Implementation:Datajuicer Data juicer ChineseConvertMapper
| Knowledge Sources | |
|---|---|
| Domains | Data_Processing, Mapping |
| Last Updated | 2026-02-14 16:00 GMT |
Overview
Concrete tool for converting Chinese text between Simplified, Traditional, and Japanese Kanji provided by Data-Juicer.
Description
ChineseConvertMapper is a mapper operator that converts Chinese text between different writing systems using the OpenCC library. It supports 14 conversion modes including Simplified to Traditional (s2t), Traditional to Simplified (t2s), and variants for Taiwan, Hong Kong, and Japanese Kanji. The converter is lazily initialized as a global singleton and reused across calls, with the configuration updated only when the mode changes. It operates in batched mode for efficiency. It extends the Mapper base class.
Usage
Import when you need to normalize Chinese text across different character variants in multilingual datasets.
Code Reference
Source Location
- Repository: Datajuicer_Data_juicer
- File: data_juicer/ops/mapper/chinese_convert_mapper.py
Signature
@OPERATORS.register_module("chinese_convert_mapper")
class ChineseConvertMapper(Mapper):
def __init__(self,
mode: str = "s2t",
*args, **kwargs):
Import
from data_juicer.ops.mapper.chinese_convert_mapper import ChineseConvertMapper
I/O Contract
Inputs
| Name | Type | Required | Description |
|---|---|---|---|
| mode | str | No | Conversion mode.
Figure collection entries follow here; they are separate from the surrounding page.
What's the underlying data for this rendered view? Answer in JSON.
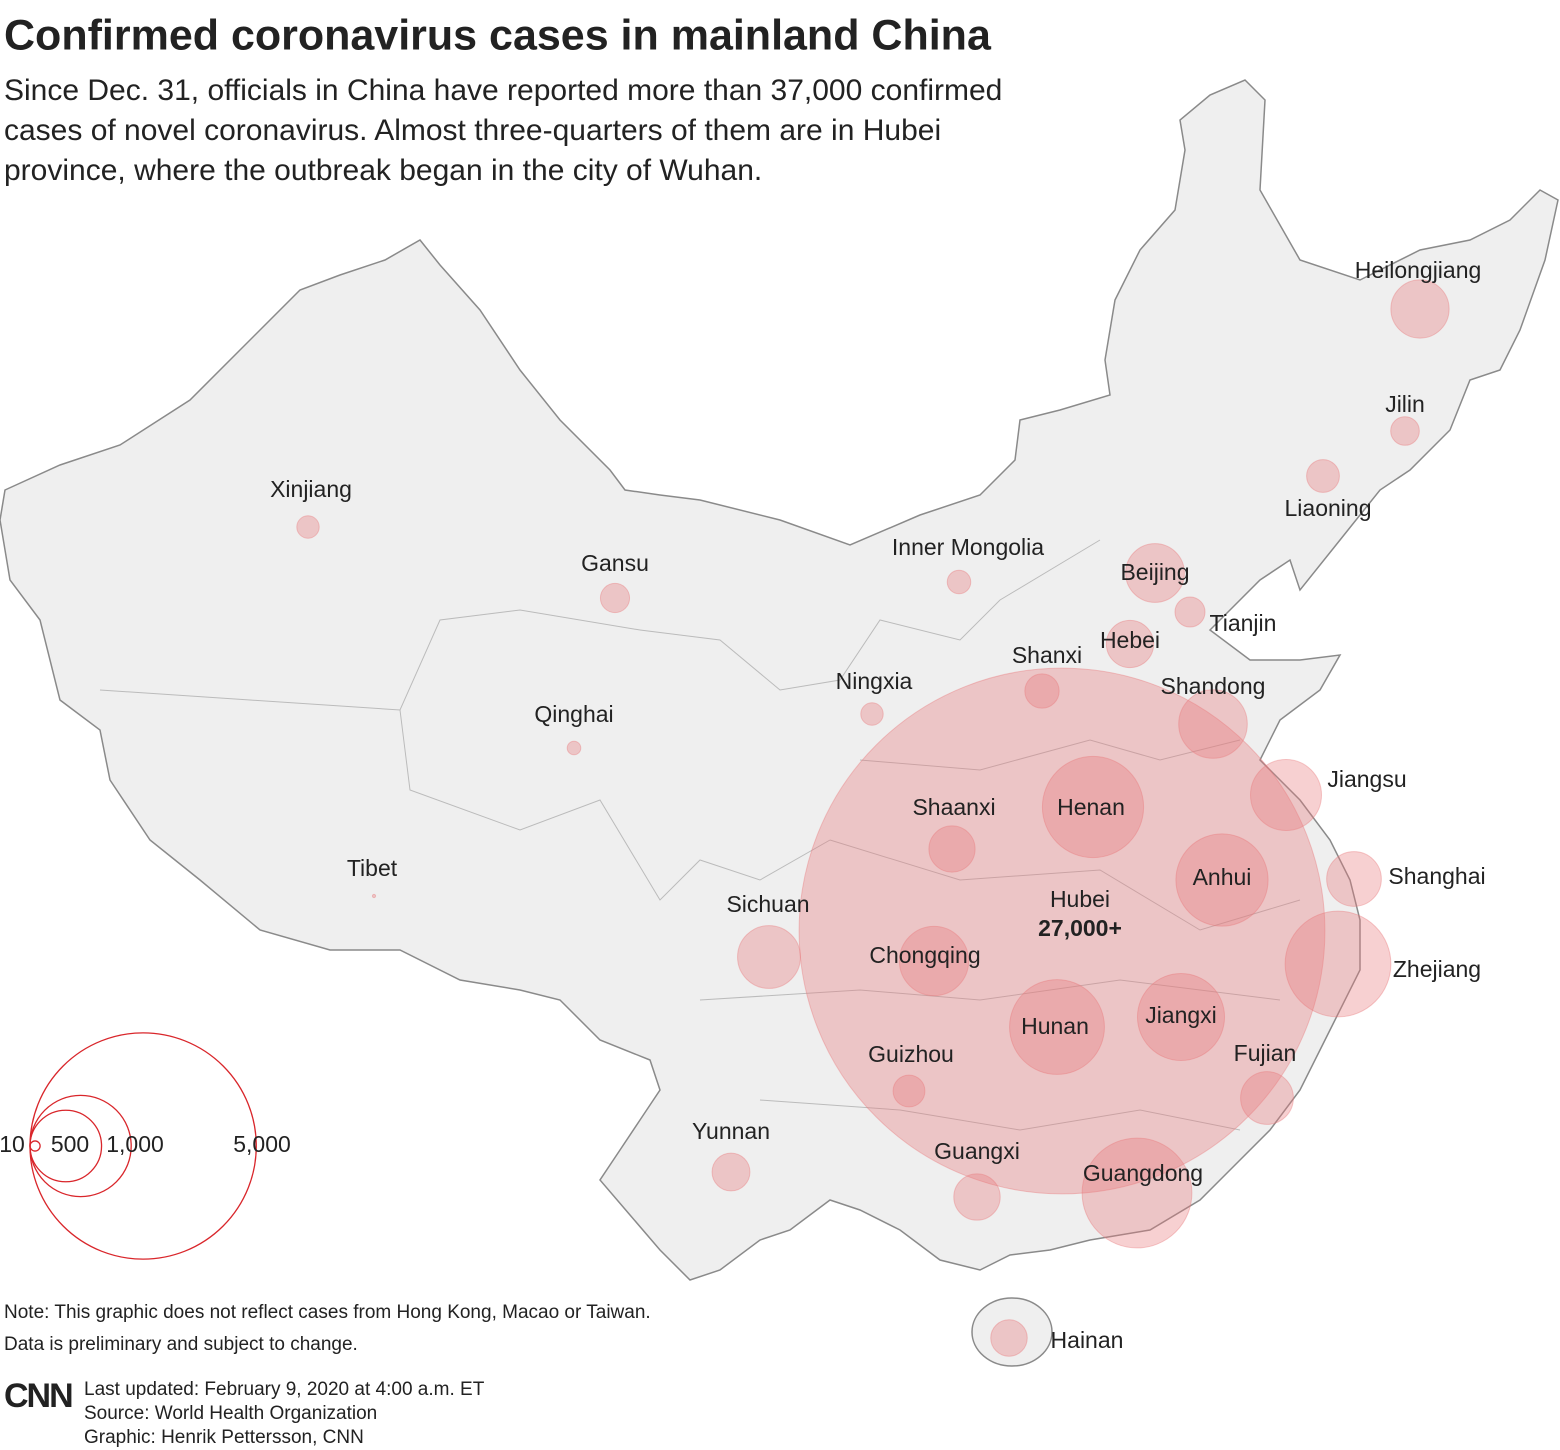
{
  "header": {
    "title": "Confirmed coronavirus cases in mainland China",
    "subtitle": [
      "Since Dec. 31, officials in China have reported more than 37,000 confirmed",
      "cases of novel coronavirus. Almost three-quarters of them are in Hubei",
      "province, where the outbreak began in the city of Wuhan."
    ]
  },
  "chart_data": {
    "type": "bubble-map",
    "categories": [
      "Heilongjiang",
      "Jilin",
      "Liaoning",
      "Inner Mongolia",
      "Beijing",
      "Tianjin",
      "Hebei",
      "Shanxi",
      "Shandong",
      "Jiangsu",
      "Shanghai",
      "Zhejiang",
      "Anhui",
      "Henan",
      "Hubei",
      "Jiangxi",
      "Hunan",
      "Fujian",
      "Guangdong",
      "Guangxi",
      "Hainan",
      "Guizhou",
      "Chongqing",
      "Sichuan",
      "Yunnan",
      "Shaanxi",
      "Ningxia",
      "Gansu",
      "Qinghai",
      "Xinjiang",
      "Tibet"
    ],
    "values": [
      331,
      80,
      105,
      54,
      337,
      88,
      218,
      115,
      459,
      492,
      292,
      1092,
      830,
      1000,
      27000,
      740,
      879,
      272,
      1177,
      210,
      130,
      99,
      468,
      386,
      140,
      208,
      49,
      83,
      18,
      49,
      1
    ],
    "value_labels": [
      null,
      null,
      null,
      null,
      null,
      null,
      null,
      null,
      null,
      null,
      null,
      null,
      null,
      null,
      "27,000+",
      null,
      null,
      null,
      null,
      null,
      null,
      null,
      null,
      null,
      null,
      null,
      null,
      null,
      null,
      null,
      null
    ],
    "color": "#e8787a",
    "size_legend": [
      10,
      500,
      {
        "value": 1000,
        "label": "1,000"
      },
      {
        "value": 5000,
        "label": "5,000"
      }
    ]
  },
  "footer": {
    "note": [
      "Note: This graphic does not reflect cases from Hong Kong, Macao or Taiwan.",
      "Data is preliminary and subject to change."
    ],
    "logo": "CNN",
    "credits": [
      "Last updated: February 9, 2020 at 4:00 a.m. ET",
      "Source: World Health Organization",
      "Graphic: Henrik Pettersson, CNN"
    ]
  }
}
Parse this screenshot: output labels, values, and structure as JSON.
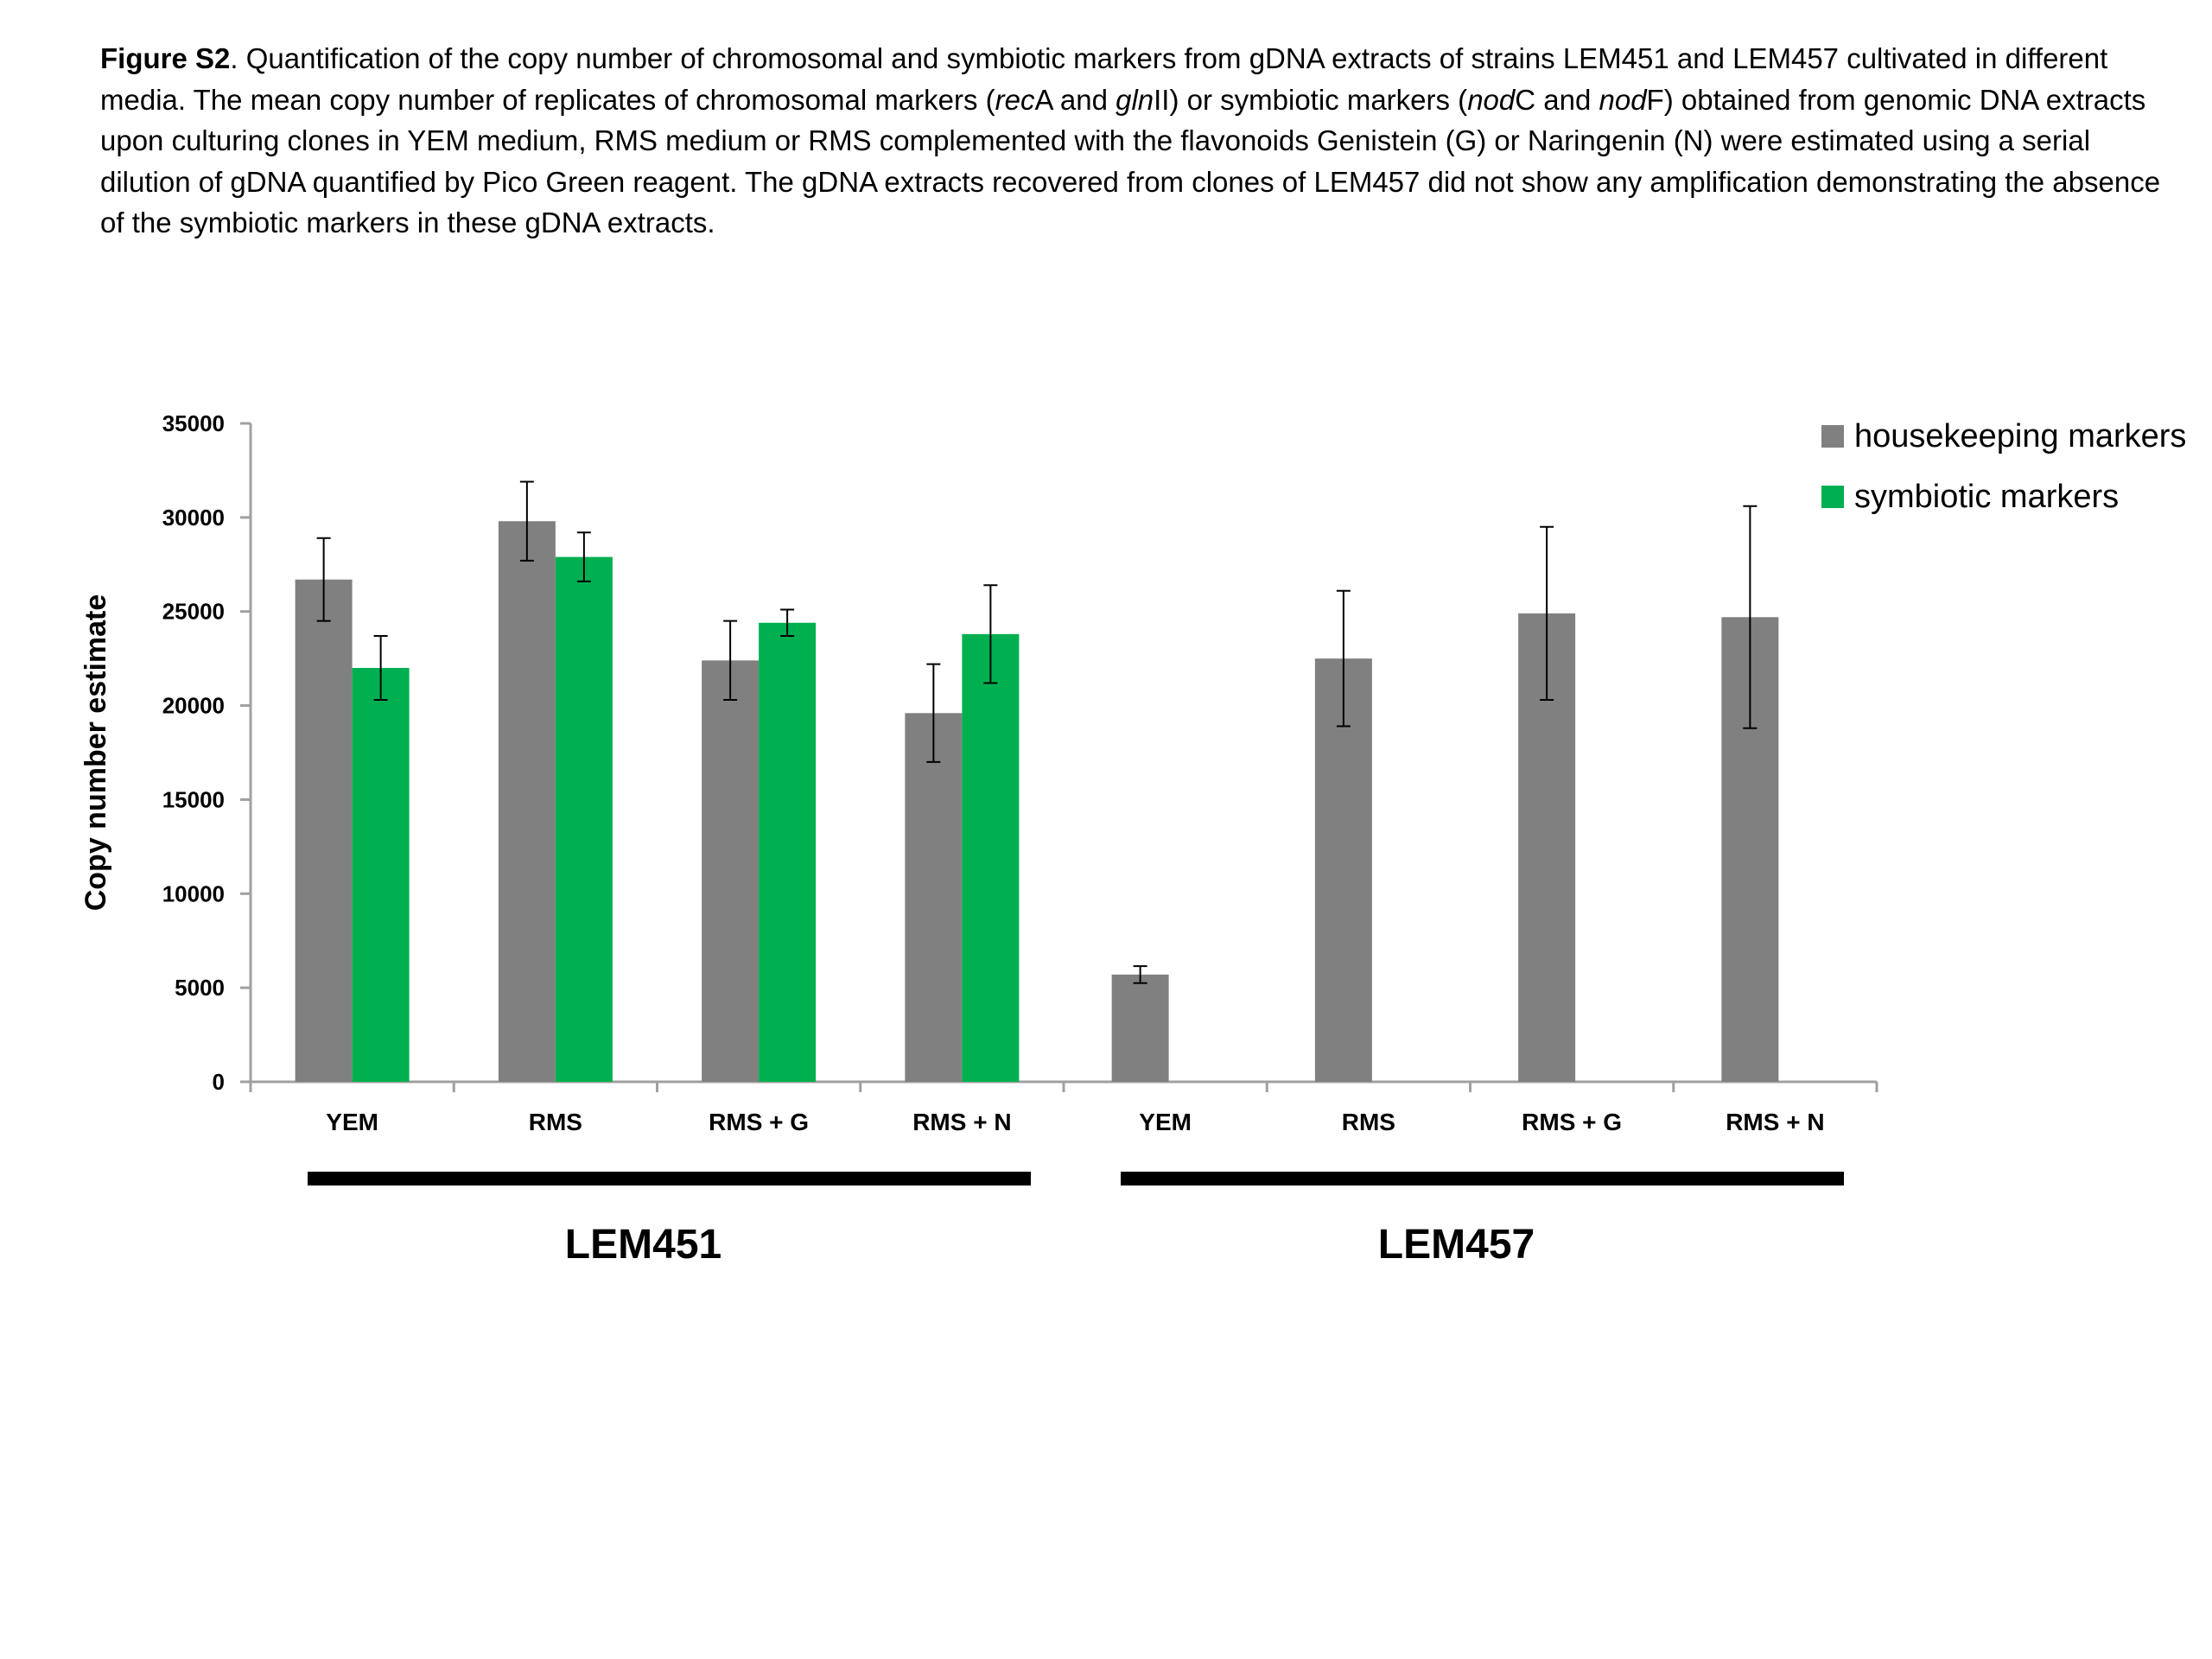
{
  "caption": {
    "lead": "Figure S2",
    "p1": ". Quantification of the copy number of chromosomal and symbiotic markers from gDNA extracts of strains LEM451 and LEM457 cultivated in different media. The mean copy number  of replicates of chromosomal markers (",
    "g1": "rec",
    "p2": "A and ",
    "g2": "gln",
    "p3": "II) or symbiotic markers (",
    "g3": "nod",
    "p4": "C and ",
    "g4": "nod",
    "p5": "F) obtained  from genomic DNA extracts upon culturing clones in YEM medium, RMS medium or RMS complemented with the flavonoids Genistein (G) or Naringenin (N) were estimated using a serial dilution of gDNA quantified by Pico Green reagent. The gDNA extracts recovered from clones of LEM457 did not show any amplification demonstrating the absence of the symbiotic markers  in these gDNA extracts."
  },
  "colors": {
    "housekeeping": "#808080",
    "symbiotic": "#00B050",
    "axis": "#a0a0a0",
    "error": "#000000",
    "group_bar": "#000000"
  },
  "chart_data": {
    "type": "bar",
    "title": "",
    "xlabel": "",
    "ylabel": "Copy number estimate",
    "ylim": [
      0,
      35000
    ],
    "yticks": [
      0,
      5000,
      10000,
      15000,
      20000,
      25000,
      30000,
      35000
    ],
    "categories": [
      "YEM",
      "RMS",
      "RMS + G",
      "RMS + N",
      "YEM",
      "RMS",
      "RMS + G",
      "RMS + N"
    ],
    "groups": [
      {
        "label": "LEM451",
        "categories": [
          0,
          1,
          2,
          3
        ]
      },
      {
        "label": "LEM457",
        "categories": [
          4,
          5,
          6,
          7
        ]
      }
    ],
    "series": [
      {
        "name": "housekeeping markers",
        "values": [
          26700,
          29800,
          22400,
          19600,
          5700,
          22500,
          24900,
          24700
        ],
        "errors": [
          2200,
          2100,
          2100,
          2600,
          450,
          3600,
          4600,
          5900
        ]
      },
      {
        "name": "symbiotic markers",
        "values": [
          22000,
          27900,
          24400,
          23800,
          null,
          null,
          null,
          null
        ],
        "errors": [
          1700,
          1300,
          700,
          2600,
          null,
          null,
          null,
          null
        ]
      }
    ],
    "legend_position": "top-right",
    "grid": false
  }
}
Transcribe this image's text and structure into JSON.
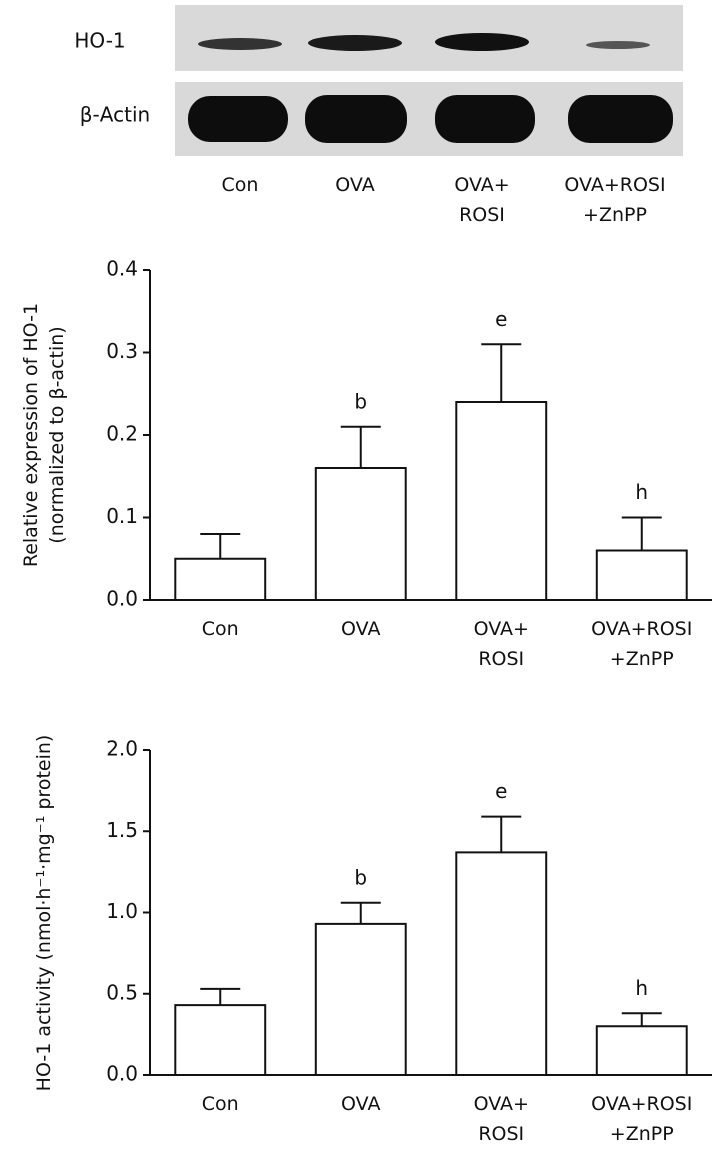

Options: s2t, t2s, s2tw, tw2s, s2hk, hk2s, s2twp, tw2sp, t2tw, tw2t, hk2t, t2hk, t2jp, jp2t. Default: "s2t" |
Outputs
| Name | Type | Description |
|---|---|---|
| samples | Dict | Transformed samples with converted Chinese text |
Usage Examples
YAML Configuration
process:
- chinese_convert_mapper:
mode: s2t